Per 11 maart 2019 is [verzoekster] voor 30% hersteld gemeld, maar dat bleek al snel om gezondheidsredenen toch niet haalbaar. Met ingang van 28 maart 2019 was zij weer volledig arbeidsongeschikt. In de maand april is vervolgens herhaaldelijk zonder succes geprobeerd het werk op te bouwen. Als het [verzoekster] niet lukte om te komen werken, verliep de afmelding nogal eens stroef (bijvoorbeeld als zij, bij afwezigheid van de betrokken personeelsmanager, de afmelding op de voicemail insprak), reden waarom partijen daarover begin april 2019 nadere afspraken hebben gemaakt. Bij de evaluatie van het plan van aanpak in mei 2019 is afgesproken om vanwege de gezondheidssituatie van [verzoekster] even niet door te gaan met re-integreren totdat zij opnieuw contact met de bedrijfsarts zou hebben gehad. Op 21 mei 2019 adviseerde de bedrijfsarts werkhervatting met 2 x 3 uur per week
‘in goed afgebakende taken en in eigen tempo’.
2.7.
Bij e-mail van 21 mei 2019 heeft [verzoekster] aan [verweerder] geschreven:
‘Vanmorgen met de bedrijfsarts gesproken. Het zoeken naar de juiste dosis qua medicatie kan een lang proces zijn zegt zij. Het lijkt haar belangrijk dat ik contact met de werkvloer blijf houden, hoe dit vorm te geven is aan jullie. Heb haar verteld dat het erg moeilijk is, vooral qua privacy ivm cliënten, ook qua afspraken maken (juist deze doelgroep is gebaat bij continuïteit en voorspelbaarheid) en ook voor collega’s is het moeilijk wanneer zij niet zeker weten (of) ik kom. Zij kon hier geen ‘tips’ voor geven. De huisarts schrijft vandaag een verwijzing naar de revalidatiearts (er volgde verwijzing naar revalidatiecentrum [revalidatiecentrum] te [vestigingsplaats] , ktr.)
en zij nemen weer contact op met de neuroloog. Op deze manier kan duidelijk worden of het moeilijke installeren van de medicatie en het heftige reageren hierop iets te maken kan hebben met mijn voorgaande geschiedenis (basaal, gescheurd aneurysma).’[verzoekster] heeft blijkens gegevens van haar huisarts in januari 1990 een
‘(h)ersenbloeding bij aangeboren aneurysma’gehad.
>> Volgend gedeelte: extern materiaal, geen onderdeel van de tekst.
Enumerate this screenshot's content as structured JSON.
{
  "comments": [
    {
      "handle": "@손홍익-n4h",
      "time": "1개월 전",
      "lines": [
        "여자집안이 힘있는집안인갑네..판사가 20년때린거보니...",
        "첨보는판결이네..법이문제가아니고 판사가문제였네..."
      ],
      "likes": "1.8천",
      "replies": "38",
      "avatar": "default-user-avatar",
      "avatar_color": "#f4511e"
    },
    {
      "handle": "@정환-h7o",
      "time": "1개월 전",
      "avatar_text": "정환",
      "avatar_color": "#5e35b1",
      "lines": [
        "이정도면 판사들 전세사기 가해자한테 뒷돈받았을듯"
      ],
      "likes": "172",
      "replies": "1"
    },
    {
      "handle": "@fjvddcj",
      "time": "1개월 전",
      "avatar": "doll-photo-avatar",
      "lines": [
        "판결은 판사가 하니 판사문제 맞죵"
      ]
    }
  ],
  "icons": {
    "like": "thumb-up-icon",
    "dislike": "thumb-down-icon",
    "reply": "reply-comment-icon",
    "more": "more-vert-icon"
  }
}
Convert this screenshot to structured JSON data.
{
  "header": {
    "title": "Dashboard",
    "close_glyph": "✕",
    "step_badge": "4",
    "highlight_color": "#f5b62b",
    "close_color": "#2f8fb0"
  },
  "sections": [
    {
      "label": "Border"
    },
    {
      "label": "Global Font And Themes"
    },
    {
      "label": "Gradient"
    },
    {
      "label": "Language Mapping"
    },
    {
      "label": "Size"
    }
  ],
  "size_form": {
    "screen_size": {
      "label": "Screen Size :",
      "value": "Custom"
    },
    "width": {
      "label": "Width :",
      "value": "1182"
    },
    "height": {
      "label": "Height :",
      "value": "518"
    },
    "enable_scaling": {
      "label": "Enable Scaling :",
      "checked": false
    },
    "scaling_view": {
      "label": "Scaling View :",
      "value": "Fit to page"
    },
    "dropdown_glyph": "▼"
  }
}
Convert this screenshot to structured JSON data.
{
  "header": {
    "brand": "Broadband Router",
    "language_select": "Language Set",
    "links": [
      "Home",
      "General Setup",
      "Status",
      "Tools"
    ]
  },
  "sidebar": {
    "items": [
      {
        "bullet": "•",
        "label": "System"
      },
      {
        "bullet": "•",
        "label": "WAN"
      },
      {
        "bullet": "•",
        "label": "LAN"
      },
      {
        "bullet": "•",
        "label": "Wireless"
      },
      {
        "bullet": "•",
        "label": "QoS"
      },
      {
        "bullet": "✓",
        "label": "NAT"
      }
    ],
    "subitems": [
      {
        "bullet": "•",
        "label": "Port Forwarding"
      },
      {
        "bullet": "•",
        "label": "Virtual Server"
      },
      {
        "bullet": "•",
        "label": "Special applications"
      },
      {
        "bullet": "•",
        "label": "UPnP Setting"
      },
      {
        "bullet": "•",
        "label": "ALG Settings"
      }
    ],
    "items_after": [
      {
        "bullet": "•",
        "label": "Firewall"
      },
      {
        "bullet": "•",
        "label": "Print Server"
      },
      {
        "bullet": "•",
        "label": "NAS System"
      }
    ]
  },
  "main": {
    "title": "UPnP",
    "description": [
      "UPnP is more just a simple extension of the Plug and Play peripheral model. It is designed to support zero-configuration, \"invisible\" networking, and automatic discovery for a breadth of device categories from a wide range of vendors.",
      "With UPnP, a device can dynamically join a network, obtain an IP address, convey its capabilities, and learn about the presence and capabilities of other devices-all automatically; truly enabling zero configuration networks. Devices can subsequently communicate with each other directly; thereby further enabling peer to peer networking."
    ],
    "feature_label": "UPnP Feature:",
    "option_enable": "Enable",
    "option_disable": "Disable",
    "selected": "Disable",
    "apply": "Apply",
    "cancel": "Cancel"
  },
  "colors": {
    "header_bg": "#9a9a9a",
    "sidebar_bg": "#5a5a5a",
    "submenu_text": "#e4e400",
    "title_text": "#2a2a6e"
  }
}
Zij lag destijds enige tijd in coma, waarna zij jarenlang heeft moeten revalideren.
2.8.
Per 6 juni 2019 is [verzoekster] op twee dagen per week drie uur administratieve werkzaamheden (zoals het nakijken van de verslaglegging van collega’s en zorgcoördinatoren op inhoud) gaan verrichten en had zij geen klantcontact meer.
2.9.
Op 20 juni 2019 heeft [verweerder] aan [verzoekster] meegedeeld dat het per 31 juli 2019 aflopende contract niet zou worden verlengd. Als reden werd daarvoor genoemd dat zij
‘niet goed functioneerde.’Hiervan zou [verweerder] pas zijn gebleken toen in december 2018 de zorg voor de cliënten van [verzoekster] aan collega’s moest worden overgedragen. [verzoekster] heeft gevraagd waarin zij zou zijn tekort geschoten, maar [verweerder] wilde haar dat niet zeggen. Aanvankelijk stelde [verweerder] zich op het standpunt haar beslissing (vanwege het van rechtswege aflopen van het tijdelijke contract) niet te hoeven motiveren en dat het vertrouwen gewoon weg was, later benadrukte zij [verzoekster] vanwege haar ziekte niet onnodig te hebben willen belasten door het noemen van concrete voorbeelden en in de nog resterende tijd de lieve vrede te hebben willen bewaren.
2.10.
Op 4 juli 2019 heeft [verzoekster] zich gewend tot het College voor de rechten van de mens (CRM) en een beroep gedaan op de Wet gelijke behandeling op grond van handicap of chronische ziekte (WGB h/cz). [verweerder] heeft in die procedure verweer gevoerd. In haar verweerschrift van 19 september 2019 heeft zij - voor het eerst - aangegeven waarin de twijfels omtrent het functioneren van [verzoekster] bestonden. [verzoekster] heeft de haar gemaakte verwijten gemotiveerd weersproken. Bij zijn uitspraak van 28 november 2019 (Oordeel 2019-124) heeft het CRM geoordeeld dat [verweerder] jegens [verzoekster] verboden onderscheid op grond van handicap of chronische ziekte heeft gemaakt door per 1 augustus 2019 geen nieuwe arbeidsovereenkomst met haar aan te gaan.

3.Het verzoek

3.1.
[verzoekster] verzoekt de kantonrechter om [verweerder] te veroordelen om haar binnen zeven dagen na betekening van de beschikking € 83.805,20 aan billijke vergoeding in de zin van artikel 7:673 lid 9 Burgerlijk Wetboek (BW) te betalen, bestaande uit een bedrag van € 78.805,20 bruto aan materiële schadevergoeding en € 5.000,-- netto aan immateriële schadevergoeding. Tevens verzoekt [verzoekster] om de veroordeling van [verweerder] tot verstrekking van een deugdelijke specificatie van die betaling, zulks op straffe van verbeurte van een dwangsom van € 100,-- per dag dat [verweerder] daarmee vanaf de zevende dag na betekening van de beschikking in gebreke blijft. Ten slotte verzoekt [verzoekster] de kantonrechter om [verweerder] te veroordelen in de proces- en nakosten.
3.2.
[verzoekster] legt aan haar verzoek ten grondslag dat [verweerder] ernstig verwijtbaar heeft gehandeld door haar, vanwege haar handicap of chronische ziekte, per 1 augustus 2019 geen vast dienstverband aan te bieden. Hierdoor heeft [verweerder] verboden onderscheid gemaakt op grond van handicap of chronische ziekte, aldus [verzoekster] .

4.Het verweer

4.1.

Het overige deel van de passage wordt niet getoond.